Although Yoti claims its system has no “discernible bias across gender or skin tone,” previous research indicates that facial recognition services are less reliable for people of color, gender-nonconforming people, and people with facial differences or asymmetry. This would, again, unfairly block certain people from accessing the internet.
It also poses a host of privacy risks, as the companies that capture facial recognition data would need to ensure that this biometric data doesn’t get stolen by bad actors. UK civil liberties group Big Brother Watch argues that “face prints’ are as sensitive as fingerprints” and that “collecting biometric data of this scale inherently puts people’s privacy at risk.” CNIL points out that you could mitigate some risks by performing facial recognition locally on a user’s device — but that doesn’t solve the broader problems.
Inferring ages based on browsing history raises even more problems. This kind of inferential system has been implemented on platforms like Facebook and TikTok, both of which use AI to detect whether a user is under the age of 13 based on their activity on the platform. That includes scanning a user’s activity for “happy birthday” messages or comments that indicate they’re too young to have an account. But the system hasn’t been explored on a larger scale — where it could involve having an AI scan your entire browsing history and estimate your age based on your searches and the sites you interact with. That would amount to large-scale digital surveillance, and CNIL outright calls the system “intrusive.” It’s not even clear how well it would work.
In France, where lawmakers are working to restrict access to porn sites, CNIL worked with Ecole Polytechnique professor Olivier Blazy to develop a solution that attempts to minimize the amount of user information sent to a website. The proposed method involves using an ephemeral “token” that sends your browser or phone a “challenge” when accessing an age-restricted website. That challenge would then get relayed to a third party that can authenticate your age, like your bank, internet provider, or a digital ID service, which would issue its approval, allowing you to access the website.

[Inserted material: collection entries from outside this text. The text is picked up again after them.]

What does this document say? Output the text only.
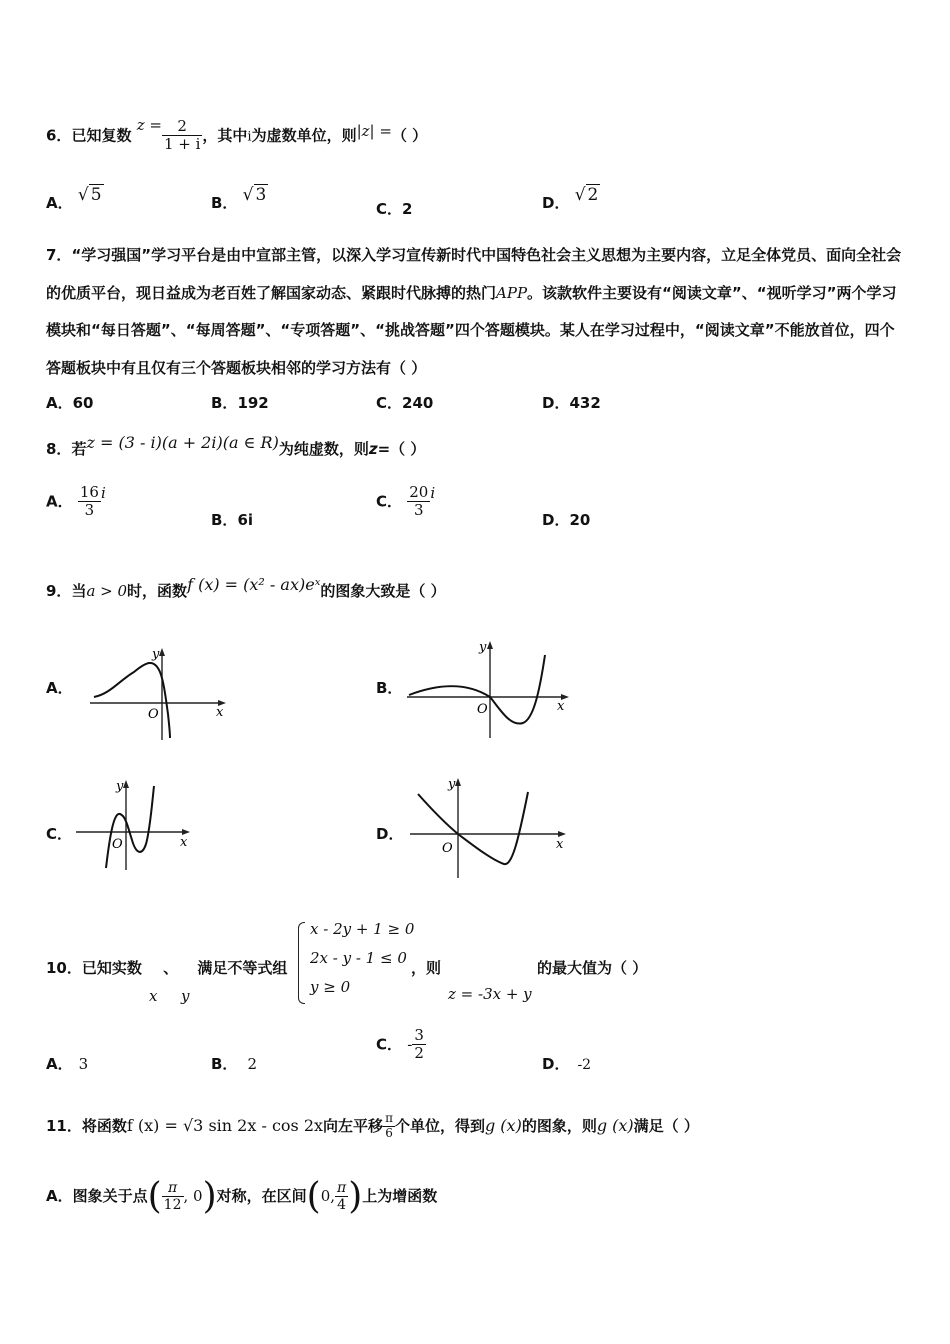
6．已知复数 $z = \frac{2}{1 + i}$ ，其中i为虚数单位，则|z| =（ ）
A． √ 5	B． √ 3
C．2	D． √ 2
7．“学习强国”学习平台是由中宣部主管，以深入学习宣传新时代中国特色社会主义思想为主要内容，立足全体党员、面向全社会的优质平台，现日益成为老百姓了解国家动态、紧跟时代脉搏的热门APP。该款软件主要设有“阅读文章”、“视听学习”两个学习模块和“每日答题”、“每周答题”、“专项答题”、“挑战答题”四个答题模块。某人在学习过程中，“阅读文章”不能放首位，四个答题板块中有且仅有三个答题板块相邻的学习方法有（ ）
A．60	B．192	C．240	D．432
8．若z = (3 - i)(a + 2i)(a ∈ R)为纯虚数，则z=（ ）
A． $\frac{16}{3}$ i
B．6i
C． $\frac{20}{3}$ i
D．20
9．当a > 0时，函数f (x) = (x² - ax)eˣ的图象大致是（ ）
A．
y
x
O
B．
y
x
O
C．
y
x
O
D．
y
x
O
10．已知实数 、 满足不等式组
x y
x - 2y + 1 ≥ 0
2x - y - 1 ≤ 0
y ≥ 0
，则
z = -3x + y
的最大值为（ ）
A． 3	B． 2
C． - $\frac{3}{2}$
D． -2
11．将函数f (x) = √3 sin 2x - cos 2x向左平移 $\frac{\pi}{6}$ 个单位，得到g (x)的图象，则g (x)满足（ ）
A．图象关于点( $\frac{\pi}{12}$ , 0)对称，在区间(0, $\frac{\pi}{4}$ )上为增函数
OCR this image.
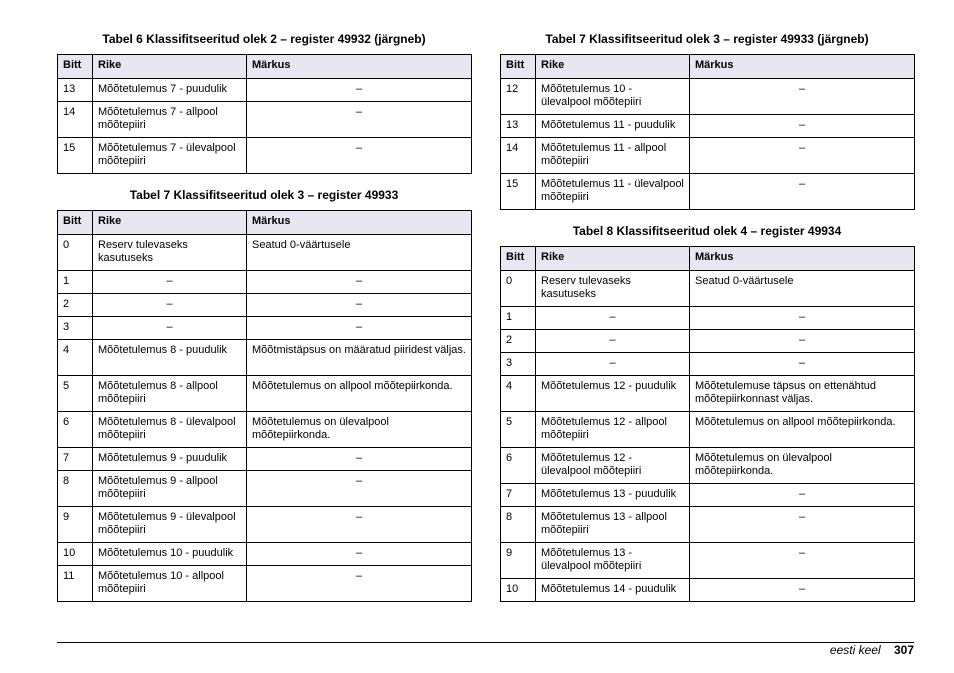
Tabel 6 Klassifitseeritud olek 2 – register 49932 (järgneb)
Bitt	Rike	Märkus
13	Mõõtetulemus 7 - puudulik	–
14	Mõõtetulemus 7 - allpool mõõtepiiri	–
15	Mõõtetulemus 7 - ülevalpool mõõtepiiri	–
Tabel 7 Klassifitseeritud olek 3 – register 49933
Bitt	Rike	Märkus
0	Reserv tulevaseks kasutuseks	Seatud 0-väärtusele
1	–	–
2	–	–
3	–	–
4	Mõõtetulemus 8 - puudulik	Mõõtmistäpsus on määratud piiridest väljas.
5	Mõõtetulemus 8 - allpool mõõtepiiri	Mõõtetulemus on allpool mõõtepiirkonda.
6	Mõõtetulemus 8 - ülevalpool mõõtepiiri	Mõõtetulemus on ülevalpool mõõtepiirkonda.
7	Mõõtetulemus 9 - puudulik	–
8	Mõõtetulemus 9 - allpool mõõtepiiri	–
9	Mõõtetulemus 9 - ülevalpool mõõtepiiri	–
10	Mõõtetulemus 10 - puudulik	–
11	Mõõtetulemus 10 - allpool mõõtepiiri	–
Tabel 7 Klassifitseeritud olek 3 – register 49933 (järgneb)
Bitt	Rike	Märkus
12	Mõõtetulemus 10 - ülevalpool mõõtepiiri	–
13	Mõõtetulemus 11 - puudulik	–
14	Mõõtetulemus 11 - allpool mõõtepiiri	–
15	Mõõtetulemus 11 - ülevalpool mõõtepiiri	–
Tabel 8 Klassifitseeritud olek 4 – register 49934
Bitt	Rike	Märkus
0	Reserv tulevaseks kasutuseks	Seatud 0-väärtusele
1	–	–
2	–	–
3	–	–
4	Mõõtetulemus 12 - puudulik	Mõõtetulemuse täpsus on ettenähtud mõõtepiirkonnast väljas.
5	Mõõtetulemus 12 - allpool mõõtepiiri	Mõõtetulemus on allpool mõõtepiirkonda.
6	Mõõtetulemus 12 - ülevalpool mõõtepiiri	Mõõtetulemus on ülevalpool mõõtepiirkonda.
7	Mõõtetulemus 13 - puudulik	–
8	Mõõtetulemus 13 - allpool mõõtepiiri	–
9	Mõõtetulemus 13 - ülevalpool mõõtepiiri	–
10	Mõõtetulemus 14 - puudulik	–
eesti keel 307
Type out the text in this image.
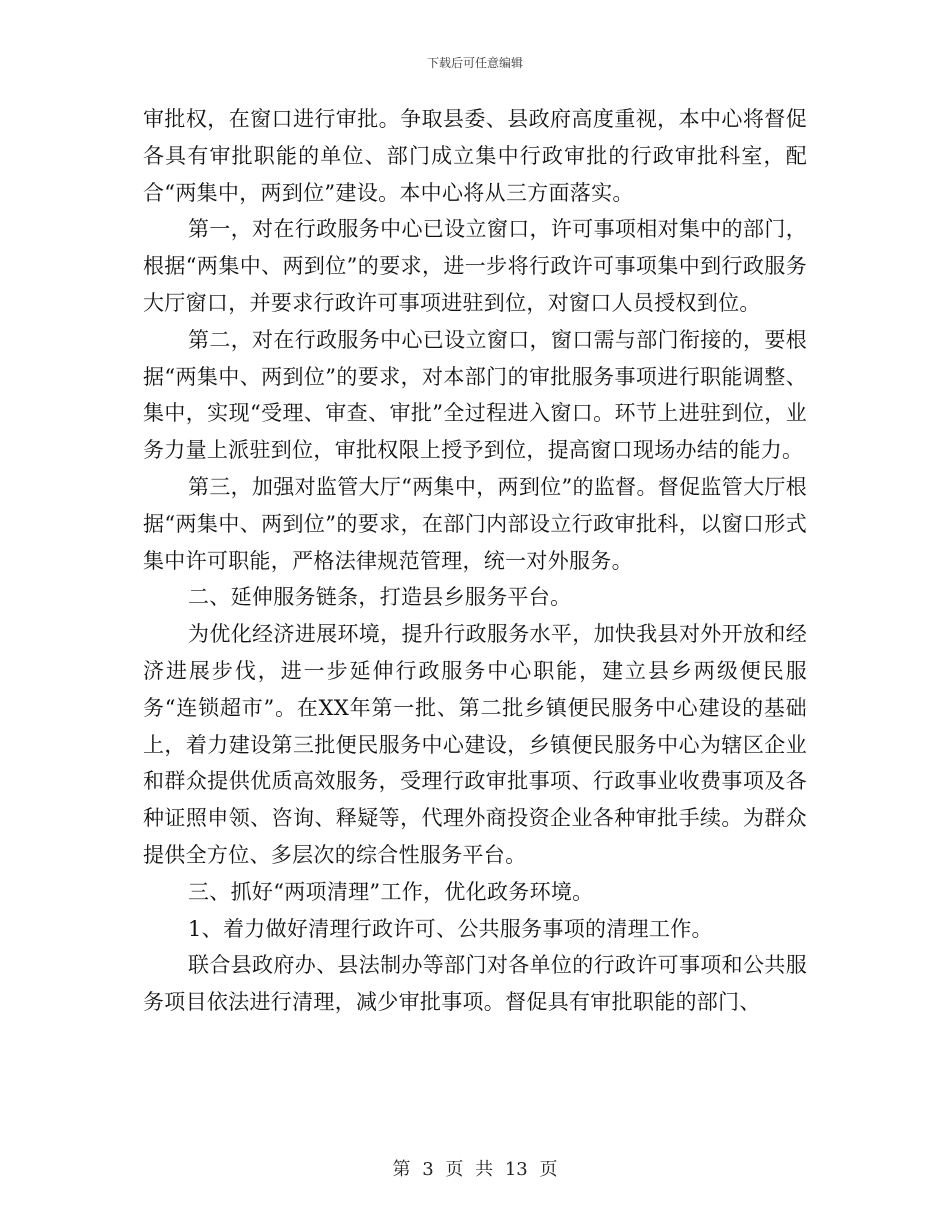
下载后可任意编辑

审批权，在窗口进行审批。争取县委、县政府高度重视，本中心将督促各具有审批职能的单位、部门成立集中行政审批的行政审批科室，配合“两集中，两到位”建设。本中心将从三方面落实。

第一，对在行政服务中心已设立窗口，许可事项相对集中的部门，根据“两集中、两到位”的要求，进一步将行政许可事项集中到行政服务大厅窗口，并要求行政许可事项进驻到位，对窗口人员授权到位。

第二，对在行政服务中心已设立窗口，窗口需与部门衔接的，要根据“两集中、两到位”的要求，对本部门的审批服务事项进行职能调整、集中，实现“受理、审查、审批”全过程进入窗口。环节上进驻到位，业务力量上派驻到位，审批权限上授予到位，提高窗口现场办结的能力。

第三，加强对监管大厅“两集中，两到位”的监督。督促监管大厅根据“两集中、两到位”的要求，在部门内部设立行政审批科，以窗口形式集中许可职能，严格法律规范管理，统一对外服务。

二、延伸服务链条，打造县乡服务平台。

为优化经济进展环境，提升行政服务水平，加快我县对外开放和经济进展步伐，进一步延伸行政服务中心职能，建立县乡两级便民服务“连锁超市”。在XX年第一批、第二批乡镇便民服务中心建设的基础上，着力建设第三批便民服务中心建设，乡镇便民服务中心为辖区企业和群众提供优质高效服务，受理行政审批事项、行政事业收费事项及各种证照申领、咨询、释疑等，代理外商投资企业各种审批手续。为群众提供全方位、多层次的综合性服务平台。

三、抓好“两项清理”工作，优化政务环境。

1、着力做好清理行政许可、公共服务事项的清理工作。

联合县政府办、县法制办等部门对各单位的行政许可事项和公共服务项目依法进行清理，减少审批事项。督促具有审批职能的部门、

第 3 页 共 13 页
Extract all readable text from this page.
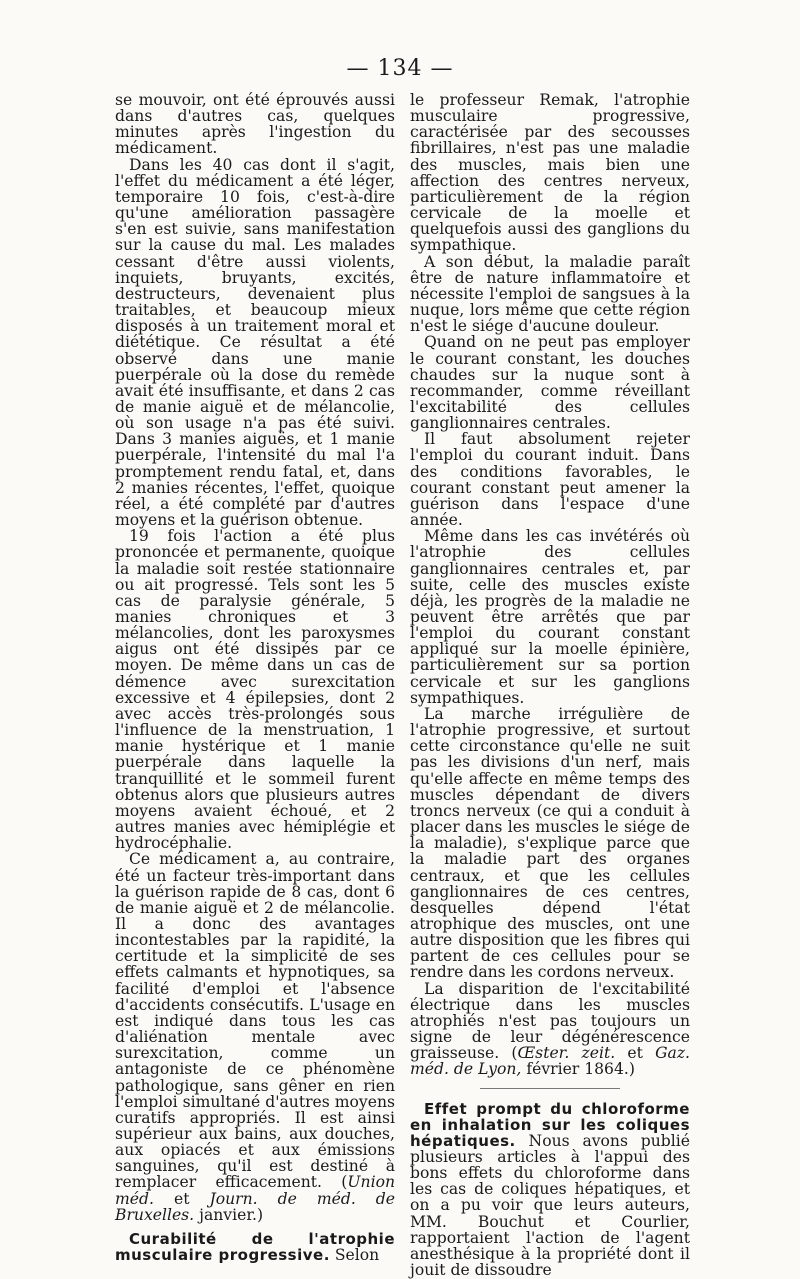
— 134 —

se mouvoir, ont été éprouvés aussi dans d'autres cas, quelques minutes après l'ingestion du médicament.

Dans les 40 cas dont il s'agit, l'effet du médicament a été léger, temporaire 10 fois, c'est-à-dire qu'une amélioration passagère s'en est suivie, sans manifestation sur la cause du mal. Les malades cessant d'être aussi violents, inquiets, bruyants, excités, destructeurs, devenaient plus traitables, et beaucoup mieux disposés à un traitement moral et diététique. Ce résultat a été observé dans une manie puerpérale où la dose du remède avait été insuffisante, et dans 2 cas de manie aiguë et de mélancolie, où son usage n'a pas été suivi. Dans 3 manies aiguës, et 1 manie puerpérale, l'intensité du mal l'a promptement rendu fatal, et, dans 2 manies récentes, l'effet, quoique réel, a été complété par d'autres moyens et la guérison obtenue.

19 fois l'action a été plus prononcée et permanente, quoique la maladie soit restée stationnaire ou ait progressé. Tels sont les 5 cas de paralysie générale, 5 manies chroniques et 3 mélancolies, dont les paroxysmes aigus ont été dissipés par ce moyen. De même dans un cas de démence avec surexcitation excessive et 4 épilepsies, dont 2 avec accès très-prolongés sous l'influence de la menstruation, 1 manie hystérique et 1 manie puerpérale dans laquelle la tranquillité et le sommeil furent obtenus alors que plusieurs autres moyens avaient échoué, et 2 autres manies avec hémiplégie et hydrocéphalie.

Ce médicament a, au contraire, été un facteur très-important dans la guérison rapide de 8 cas, dont 6 de manie aiguë et 2 de mélancolie. Il a donc des avantages incontestables par la rapidité, la certitude et la simplicité de ses effets calmants et hypnotiques, sa facilité d'emploi et l'absence d'accidents consécutifs. L'usage en est indiqué dans tous les cas d'aliénation mentale avec surexcitation, comme un antagoniste de ce phénomène pathologique, sans gêner en rien l'emploi simultané d'autres moyens curatifs appropriés. Il est ainsi supérieur aux bains, aux douches, aux opiacés et aux émissions sanguines, qu'il est destiné à remplacer efficacement. (Union méd. et Journ. de méd. de Bruxelles. janvier.)

Curabilité de l'atrophie musculaire progressive. Selon

le professeur Remak, l'atrophie musculaire progressive, caractérisée par des secousses fibrillaires, n'est pas une maladie des muscles, mais bien une affection des centres nerveux, particulièrement de la région cervicale de la moelle et quelquefois aussi des ganglions du sympathique.

A son début, la maladie paraît être de nature inflammatoire et nécessite l'emploi de sangsues à la nuque, lors même que cette région n'est le siége d'aucune douleur.

Quand on ne peut pas employer le courant constant, les douches chaudes sur la nuque sont à recommander, comme réveillant l'excitabilité des cellules ganglionnaires centrales.

Il faut absolument rejeter l'emploi du courant induit. Dans des conditions favorables, le courant constant peut amener la guérison dans l'espace d'une année.

Même dans les cas invétérés où l'atrophie des cellules ganglionnaires centrales et, par suite, celle des muscles existe déjà, les progrès de la maladie ne peuvent être arrêtés que par l'emploi du courant constant appliqué sur la moelle épinière, particulièrement sur sa portion cervicale et sur les ganglions sympathiques.

La marche irrégulière de l'atrophie progressive, et surtout cette circonstance qu'elle ne suit pas les divisions d'un nerf, mais qu'elle affecte en même temps des muscles dépendant de divers troncs nerveux (ce qui a conduit à placer dans les muscles le siége de la maladie), s'explique parce que la maladie part des organes centraux, et que les cellules ganglionnaires de ces centres, desquelles dépend l'état atrophique des muscles, ont une autre disposition que les fibres qui partent de ces cellules pour se rendre dans les cordons nerveux.

La disparition de l'excitabilité électrique dans les muscles atrophiés n'est pas toujours un signe de leur dégénérescence graisseuse. (Œster. zeit. et Gaz. méd. de Lyon, février 1864.)

Effet prompt du chloroforme en inhalation sur les coliques hépatiques. Nous avons publié plusieurs articles à l'appui des bons effets du chloroforme dans les cas de coliques hépatiques, et on a pu voir que leurs auteurs, MM. Bouchut et Courlier, rapportaient l'action de l'agent anesthésique à la propriété dont il jouit de dissoudre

The system’s goal is to make sure a user is old enough to access a service without revealing any personal details, either to the website they’re using or the companies and governments providing the ID check. The third party “only knows you are doing an age check but not for what,” Blazy explains to The Verge, and the website would not know which service verified your age nor any of the details from that transaction.
Blazy hopes this system can prevent very young children from accessing explicit content. But even with this complex solution, he acknowledges that users in France will be able to get around the method by using a virtual private network (VPN) to conceal their location. This is a problem that plagues nearly any location-specific verification system: as long as another government lets people access a site more easily, users can route their traffic through it. The only surefire solution would be draconian crackdowns on privacy tools that would dramatically compromise freedom online.